Agentic Retrieval-Augmented Generation for Financial Document Question Answering

Agentic Retrieval-Augmented Generation for Financial Document Question Answering

面向金融文档问答的智能体检索增强生成技术

Abstract: Financial document question answering (QA) demands complex multi-step numerical reasoning over heterogeneous evidence—structured tables, textual narratives, and footnotes—scattered across corporate filings. 摘要: 金融文档问答(QA)需要对散布在企业申报文件中的异构证据(包括结构化表格、文本叙述和脚注)进行复杂的多步数值推理。

Existing retrieval-augmented generation (RAG) approaches adopt a single-pass retrieve-then-generate paradigm that struggles with the compositional reasoning chains prevalent in financial analysis. 现有的检索增强生成(RAG)方法通常采用“先检索后生成”的单次处理范式,难以应对金融分析中常见的组合式推理链。

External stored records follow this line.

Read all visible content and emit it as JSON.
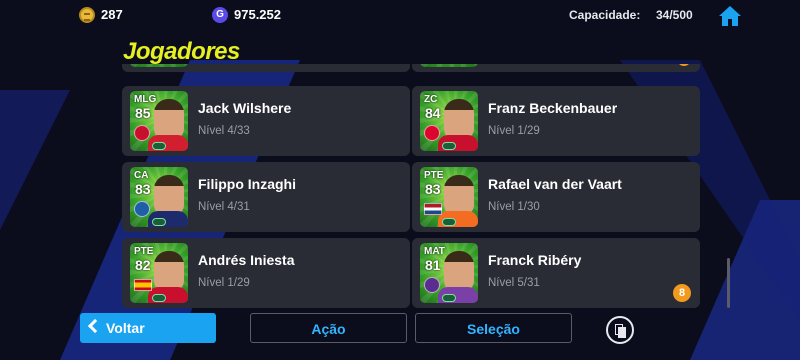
{
  "header": {
    "coins": "287",
    "gp": "975.252",
    "gp_icon_letter": "G",
    "capacity_label": "Capacidade:",
    "capacity_value": "34/500"
  },
  "page": {
    "title": "Jogadores"
  },
  "players": [
    {
      "position": "MLG",
      "rating": "85",
      "name": "Jack Wilshere",
      "level": "Nível 4/33",
      "shirt_color": "#d11f2f",
      "emblem": "club-badge"
    },
    {
      "position": "ZC",
      "rating": "84",
      "name": "Franz Beckenbauer",
      "level": "Nível 1/29",
      "shirt_color": "#c8102e",
      "emblem": "club-badge"
    },
    {
      "position": "CA",
      "rating": "83",
      "name": "Filippo Inzaghi",
      "level": "Nível 4/31",
      "shirt_color": "#1e2a6e",
      "emblem": "club-badge"
    },
    {
      "position": "PTE",
      "rating": "83",
      "name": "Rafael van der Vaart",
      "level": "Nível 1/30",
      "shirt_color": "#f36c21",
      "emblem": "flag-netherlands"
    },
    {
      "position": "PTE",
      "rating": "82",
      "name": "Andrés Iniesta",
      "level": "Nível 1/29",
      "shirt_color": "#c8102e",
      "emblem": "flag-spain"
    },
    {
      "position": "MAT",
      "rating": "81",
      "name": "Franck Ribéry",
      "level": "Nível 5/31",
      "shirt_color": "#7b3fa8",
      "emblem": "club-badge",
      "notification": "8"
    }
  ],
  "footer": {
    "back_label": "Voltar",
    "action_label": "Ação",
    "selection_label": "Seleção"
  },
  "colors": {
    "accent_blue": "#1aa3f0",
    "title_yellow": "#e6f020",
    "card_bg": "#2a2c35",
    "notification_orange": "#f29a1d"
  }
}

We propose FinAgent-RAG, an agentic RAG framework that orchestrates iterative retrieval-reasoning loops with self-verification, specifically engineered for the precision requirements of financial numerical reasoning. 我们提出了 FinAgent-RAG,这是一个智能体 RAG 框架,通过编排带有自我验证功能的迭代式“检索-推理”循环,专门针对金融数值推理的精度要求进行了工程化设计。

The framework integrates three domain-specific innovations: (1) a Contrastive Financial Retriever trained with hard negative mining to distinguish semantically similar but numerically distinct financial passages, (2) a Program-of-Thought reasoning module that generates executable Python code for precise arithmetic rather than relying on error-prone LLM-based mental computation, and (3) an Adaptive Strategy Router that dynamically allocates computational resources based on question complexity, reducing API costs by 41.3% on FinQA while preserving accuracy. 该框架集成了三项领域特定的创新:(1) 通过难负样本挖掘训练的对比金融检索器,用于区分语义相似但数值不同的金融段落;(2) “思维程序”(Program-of-Thought)推理模块,通过生成可执行的 Python 代码进行精确算术运算,而非依赖易出错的大模型心算;(3) 自适应策略路由,根据问题复杂度动态分配计算资源,在保持准确率的同时,将 FinQA 上的 API 成本降低了 41.3%。

Extensive experiments on three benchmark datasets—FinQA, ConvFinQA, and TAT-QA—demonstrate that FinAgent-RAG achieves 76.81%, 78.46%, and 74.96% execution accuracy respectively, outperforming the strongest baseline by 5.62—9.32 percentage points. 在 FinQA、ConvFinQA 和 TAT-QA 三个基准数据集上的大量实验表明,FinAgent-RAG 的执行准确率分别达到了 76.81%、78.46% 和 74.96%,比最强的基准模型高出 5.62 至 9.32 个百分点。

Ablation studies, cross-backbone evaluation with four LLMs, and deployment cost analysis confirm the framework’s robustness and practical viability for financial institutions. 消融实验、基于四种大模型的跨骨干评估以及部署成本分析,证实了该框架对于金融机构的稳健性和实际应用价值。